Have been a little hectic.
In addition to trying to make some long overdue progress on my DMLS work, The Public Radio is kind of heating up right now. We received a new batch of PCBs, and got a few of them built up quickly.
To our astonishment, the first board we built worked immediately. This was actually kind of weird - we were expecting at least a bridge or two would need to be fixed, and there was always the chance that we had made a design error. Having our first board turn right on, and then quickly tune to WBGO 88.3, was a real kick.
Things won't always go so well, though, and so the following day we spent a bit of time straightening the workshop and setting up a bit of new tooling. The Public Radio HQ is now the home to a brand-old 1984 Tektronix 2465, a 4-channel 300MHz analog scope. We also picked up an inexpensive hot air rework station, and I dumped some bike parts out of one of my small parts cabinets and dragged it in to the city as well.
We don't have stencils for these boards (aligning circular stencils requires a bit more foresight than we could muster when we made the purchase) so we're laying out solder paste by hand with a syringe and toothpicks. Then we laid out a big piece of card stock and placed SMT components out part by part and set out with tweezers and loupes to place them on boards.
Our boards have two fine-pitch parts on them (the FM IC and the amplifier), and then they're almost all 0603 packages. These are manageable once you get going, but initially they're just fucking small.
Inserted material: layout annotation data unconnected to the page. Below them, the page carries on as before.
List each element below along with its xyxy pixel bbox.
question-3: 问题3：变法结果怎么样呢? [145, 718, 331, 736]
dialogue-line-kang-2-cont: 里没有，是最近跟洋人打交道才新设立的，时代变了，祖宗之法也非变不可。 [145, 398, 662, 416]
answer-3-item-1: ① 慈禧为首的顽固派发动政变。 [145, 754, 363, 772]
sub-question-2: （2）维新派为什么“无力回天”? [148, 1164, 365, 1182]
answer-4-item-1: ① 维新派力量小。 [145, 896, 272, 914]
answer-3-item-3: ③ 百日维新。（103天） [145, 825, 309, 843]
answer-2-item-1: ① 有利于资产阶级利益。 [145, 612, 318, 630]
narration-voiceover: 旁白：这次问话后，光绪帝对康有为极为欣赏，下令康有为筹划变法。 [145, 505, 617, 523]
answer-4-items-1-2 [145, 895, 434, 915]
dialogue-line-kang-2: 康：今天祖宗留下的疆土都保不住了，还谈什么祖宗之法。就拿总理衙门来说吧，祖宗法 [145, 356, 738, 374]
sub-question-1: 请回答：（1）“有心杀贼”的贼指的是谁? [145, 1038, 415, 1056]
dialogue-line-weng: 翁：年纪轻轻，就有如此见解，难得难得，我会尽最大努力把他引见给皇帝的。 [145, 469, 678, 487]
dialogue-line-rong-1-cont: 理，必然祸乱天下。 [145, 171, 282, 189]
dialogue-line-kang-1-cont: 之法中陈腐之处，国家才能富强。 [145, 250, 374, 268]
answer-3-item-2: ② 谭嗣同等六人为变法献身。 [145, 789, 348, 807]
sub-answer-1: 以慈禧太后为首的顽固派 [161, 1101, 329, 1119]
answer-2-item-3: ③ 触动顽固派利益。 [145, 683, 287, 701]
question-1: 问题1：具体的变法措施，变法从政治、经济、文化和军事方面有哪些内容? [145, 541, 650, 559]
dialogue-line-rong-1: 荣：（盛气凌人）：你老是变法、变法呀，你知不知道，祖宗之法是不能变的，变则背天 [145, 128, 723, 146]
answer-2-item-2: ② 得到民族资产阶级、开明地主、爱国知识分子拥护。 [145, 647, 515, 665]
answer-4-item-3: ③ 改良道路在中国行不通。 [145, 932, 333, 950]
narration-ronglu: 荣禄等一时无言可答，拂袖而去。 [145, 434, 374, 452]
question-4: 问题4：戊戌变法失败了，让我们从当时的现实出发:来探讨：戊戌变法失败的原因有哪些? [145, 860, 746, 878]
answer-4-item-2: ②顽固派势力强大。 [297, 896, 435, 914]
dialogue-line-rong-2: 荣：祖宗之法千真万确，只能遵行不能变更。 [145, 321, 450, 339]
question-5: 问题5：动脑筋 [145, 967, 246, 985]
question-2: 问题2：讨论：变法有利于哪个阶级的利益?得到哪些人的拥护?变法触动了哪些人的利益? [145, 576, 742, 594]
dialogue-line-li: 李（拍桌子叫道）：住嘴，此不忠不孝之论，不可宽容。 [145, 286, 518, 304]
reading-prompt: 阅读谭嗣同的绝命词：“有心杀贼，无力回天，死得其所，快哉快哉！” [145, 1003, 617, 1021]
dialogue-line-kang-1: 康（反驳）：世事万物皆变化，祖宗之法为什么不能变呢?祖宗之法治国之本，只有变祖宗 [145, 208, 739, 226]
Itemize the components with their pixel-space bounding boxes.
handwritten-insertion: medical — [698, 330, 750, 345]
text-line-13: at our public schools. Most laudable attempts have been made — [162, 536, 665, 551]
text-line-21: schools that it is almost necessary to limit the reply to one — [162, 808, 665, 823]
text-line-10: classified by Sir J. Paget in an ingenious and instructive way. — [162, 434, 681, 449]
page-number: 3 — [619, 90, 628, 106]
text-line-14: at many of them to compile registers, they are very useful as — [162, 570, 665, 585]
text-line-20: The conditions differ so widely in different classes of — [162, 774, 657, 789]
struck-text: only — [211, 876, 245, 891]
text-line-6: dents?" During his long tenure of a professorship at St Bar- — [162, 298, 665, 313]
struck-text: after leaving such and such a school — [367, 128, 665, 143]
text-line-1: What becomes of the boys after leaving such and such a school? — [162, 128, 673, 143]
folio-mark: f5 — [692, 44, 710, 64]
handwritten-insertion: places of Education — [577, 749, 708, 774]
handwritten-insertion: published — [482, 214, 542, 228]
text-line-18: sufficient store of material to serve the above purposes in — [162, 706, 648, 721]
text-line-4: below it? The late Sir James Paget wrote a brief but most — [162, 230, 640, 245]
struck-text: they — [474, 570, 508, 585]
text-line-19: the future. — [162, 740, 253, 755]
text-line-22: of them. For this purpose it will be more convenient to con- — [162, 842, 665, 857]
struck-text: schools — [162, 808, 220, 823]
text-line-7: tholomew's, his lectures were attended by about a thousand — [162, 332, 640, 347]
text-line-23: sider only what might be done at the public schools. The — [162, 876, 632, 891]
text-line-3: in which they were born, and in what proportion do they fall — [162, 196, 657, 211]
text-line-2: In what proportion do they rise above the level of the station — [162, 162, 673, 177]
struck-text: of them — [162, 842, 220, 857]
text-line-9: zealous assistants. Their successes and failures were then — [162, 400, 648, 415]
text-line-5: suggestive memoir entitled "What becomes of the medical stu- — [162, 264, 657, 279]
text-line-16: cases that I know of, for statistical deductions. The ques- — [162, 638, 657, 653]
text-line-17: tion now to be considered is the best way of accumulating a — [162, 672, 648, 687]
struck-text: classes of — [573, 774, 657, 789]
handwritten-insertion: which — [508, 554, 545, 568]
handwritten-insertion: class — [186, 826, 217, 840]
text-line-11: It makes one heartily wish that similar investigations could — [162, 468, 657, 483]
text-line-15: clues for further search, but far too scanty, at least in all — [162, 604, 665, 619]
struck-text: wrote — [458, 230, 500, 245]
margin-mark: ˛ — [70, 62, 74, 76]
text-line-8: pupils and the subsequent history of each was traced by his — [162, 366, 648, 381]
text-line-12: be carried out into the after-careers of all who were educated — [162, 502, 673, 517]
Anything smaller and we'd have a really hard time hand assembling these boards.
There are a few small modifications that we'll make before we go into production. Our thru hole trimpot's package needs to be changed, and we need to do a little tweaking on the gain setting resistors going into the amplifier, and I want to spend a little while getting graphics on the silkscreen layers. But these are minor changes; overall, the boards are 95% there.
On Monday we'll be receiving a batch of lasercut stainless steel lids, and we'll finally see how our whole assembly fits together IRL.